祈りの空に 〜風の貴公子と黒白の魔法書
 手綱を引いて馬を止める。ナーザもそれに倣った。
「シルフィス?」
「囲まれた」
 囁くと、ナーザは左右を見回した。すっと目を細める。状況がわかったらしい。
 十人はいる、とシルフィスは気配を読む。厄介だな。
「綺麗な兄ちゃんとガキか」
 前方の暗闇から声がした。

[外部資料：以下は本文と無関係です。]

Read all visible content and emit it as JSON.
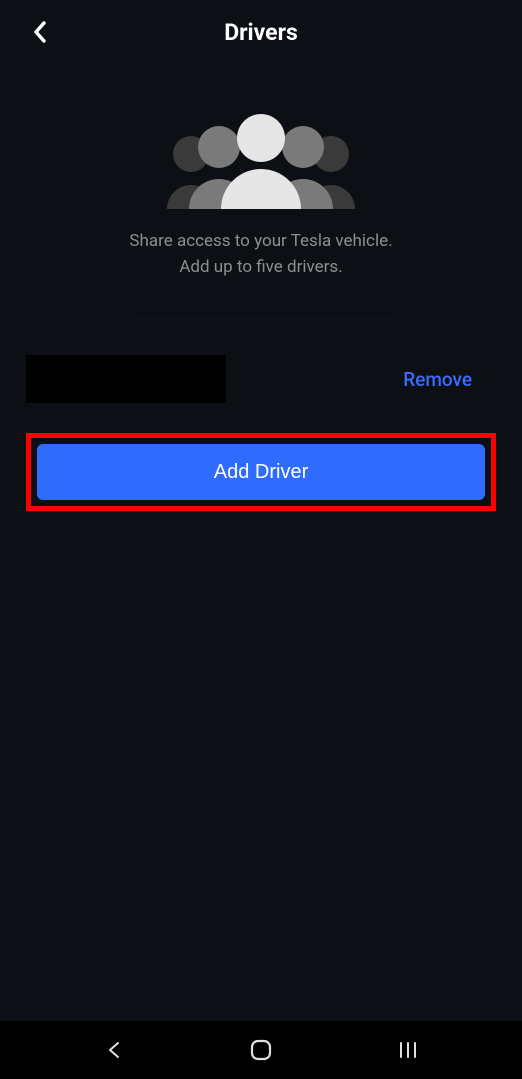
{
  "header": {
    "title": "Drivers"
  },
  "hero": {
    "line1": "Share access to your Tesla vehicle.",
    "line2": "Add up to five drivers."
  },
  "driver_row": {
    "name_redacted": true,
    "remove_label": "Remove"
  },
  "actions": {
    "add_driver_label": "Add Driver"
  },
  "colors": {
    "accent": "#2f6bff",
    "highlight": "#ff0000",
    "bg": "#0c0f14",
    "muted": "#8e8e8e"
  }
}
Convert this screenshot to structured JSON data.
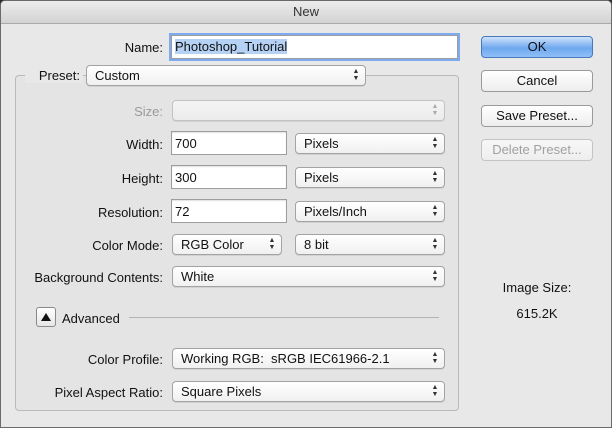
{
  "window": {
    "title": "New"
  },
  "name": {
    "label": "Name:",
    "value": "Photoshop_Tutorial"
  },
  "preset": {
    "label": "Preset:",
    "value": "Custom"
  },
  "size": {
    "label": "Size:",
    "value": ""
  },
  "width": {
    "label": "Width:",
    "value": "700",
    "unit": "Pixels"
  },
  "height": {
    "label": "Height:",
    "value": "300",
    "unit": "Pixels"
  },
  "resolution": {
    "label": "Resolution:",
    "value": "72",
    "unit": "Pixels/Inch"
  },
  "color_mode": {
    "label": "Color Mode:",
    "value": "RGB Color",
    "depth": "8 bit"
  },
  "background": {
    "label": "Background Contents:",
    "value": "White"
  },
  "advanced": {
    "label": "Advanced"
  },
  "color_profile": {
    "label": "Color Profile:",
    "value": "Working RGB:  sRGB IEC61966-2.1"
  },
  "pixel_aspect": {
    "label": "Pixel Aspect Ratio:",
    "value": "Square Pixels"
  },
  "buttons": {
    "ok": "OK",
    "cancel": "Cancel",
    "save_preset": "Save Preset...",
    "delete_preset": "Delete Preset..."
  },
  "image_size": {
    "label": "Image Size:",
    "value": "615.2K"
  },
  "colors": {
    "default_button": "#6fa8ef",
    "focus_ring": "#7eaaf0",
    "selection": "#b5d2f5"
  }
}
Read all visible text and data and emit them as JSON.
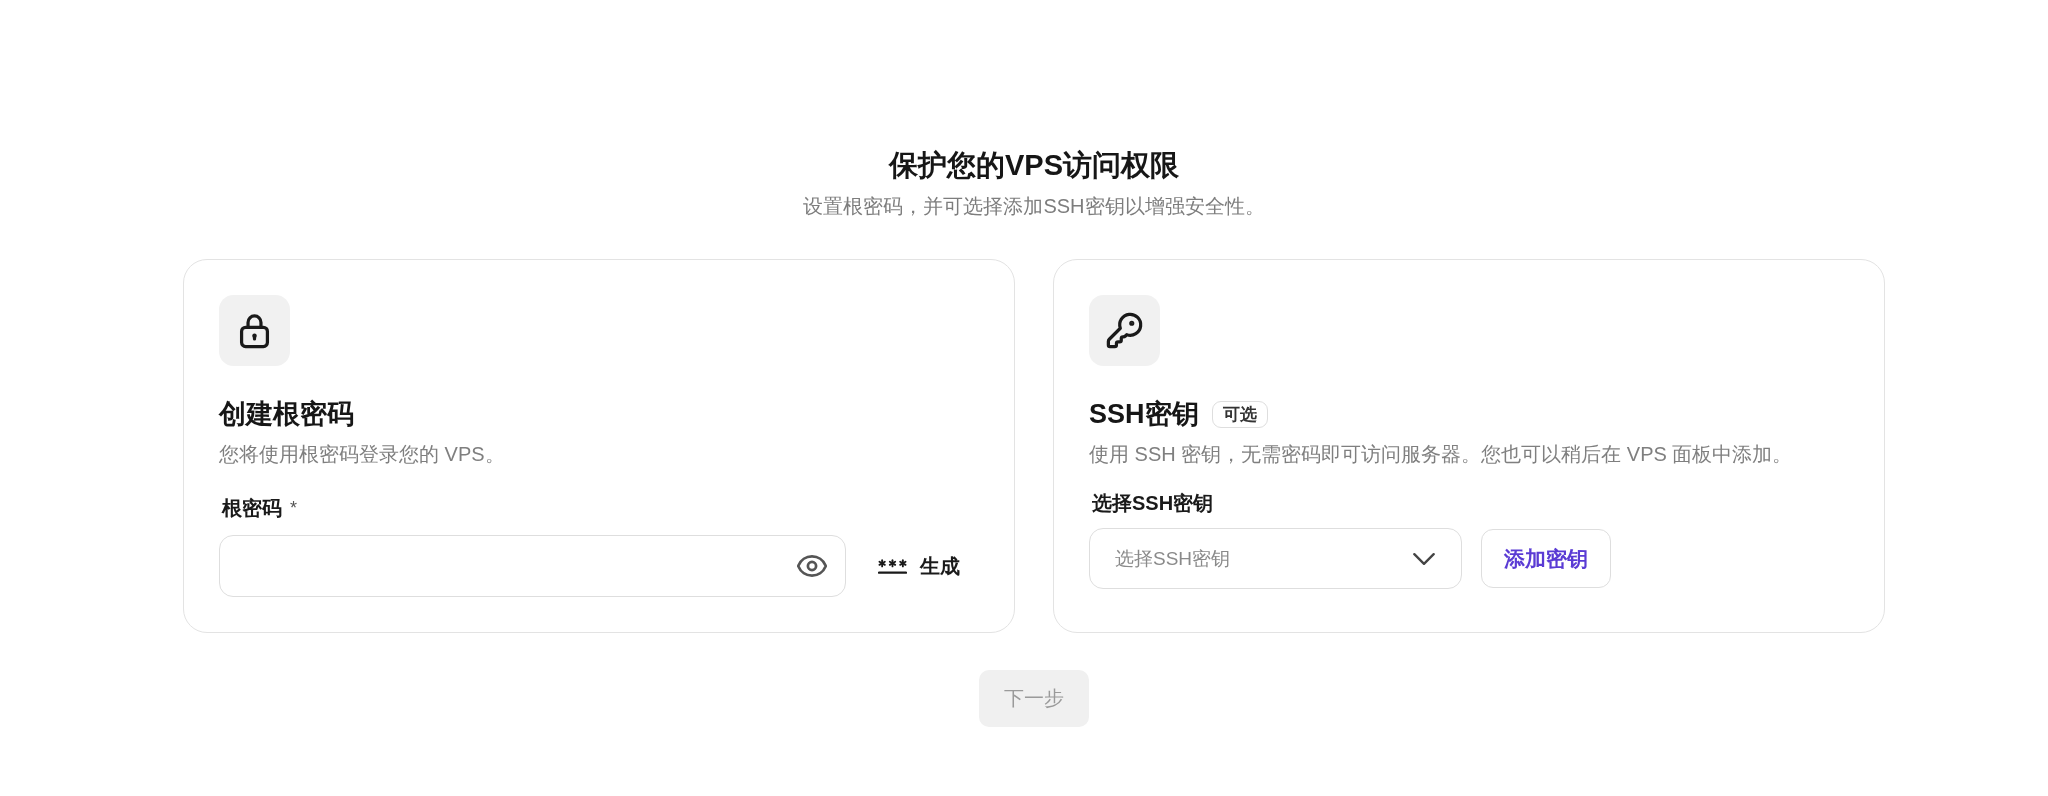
{
  "header": {
    "title": "保护您的VPS访问权限",
    "subtitle": "设置根密码，并可选择添加SSH密钥以增强安全性。"
  },
  "cards": [
    {
      "kind": "root_password",
      "title": "创建根密码",
      "description": "您将使用根密码登录您的 VPS。",
      "field": {
        "label": "根密码",
        "required_mark": "*"
      },
      "button": {
        "label": "生成"
      }
    },
    {
      "kind": "ssh_key",
      "title": "SSH密钥",
      "badge": "可选",
      "description": "使用 SSH 密钥，无需密码即可访问服务器。您也可以稍后在 VPS 面板中添加。",
      "field": {
        "label": "选择SSH密钥",
        "placeholder": "选择SSH密钥"
      },
      "button": {
        "label": "添加密钥"
      }
    }
  ],
  "next_button": {
    "label": "下一步",
    "disabled": true
  }
}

次は、後ろから。
「売り飛ばせば金になるぜ。こういうのが好きな旦那もいるからよ」
 姿は見せない。獲物の恐怖心を煽るにはいい方法だ。
 無駄だろうな、と思いながらシルフィスは声を上げてみる。
「急いでいるんだ。金なら渡すから、通してくれないかな」
 下卑た笑い声が起こった。前後左右から、ガサ、ガササ、と大きく木の枝や草を揺らし、一目で山賊と分かる男たちが現れる。
 シルフィスは目と耳でそれを十二、と数えた。
「大人しくしてれば、痛い目見ずに済むかもよ?」
 正面の男が、肩に大きな剣をのせて数歩近づく。彼の後ろには弓に矢をつがえた男がふたり。
 シルフィスは後方を確認する。抜き身の剣を手にした男がふたり、斧がひとり。……飛び道具は前のふたりだけか。
 外套の下で右手を、竪琴へと伸ばす。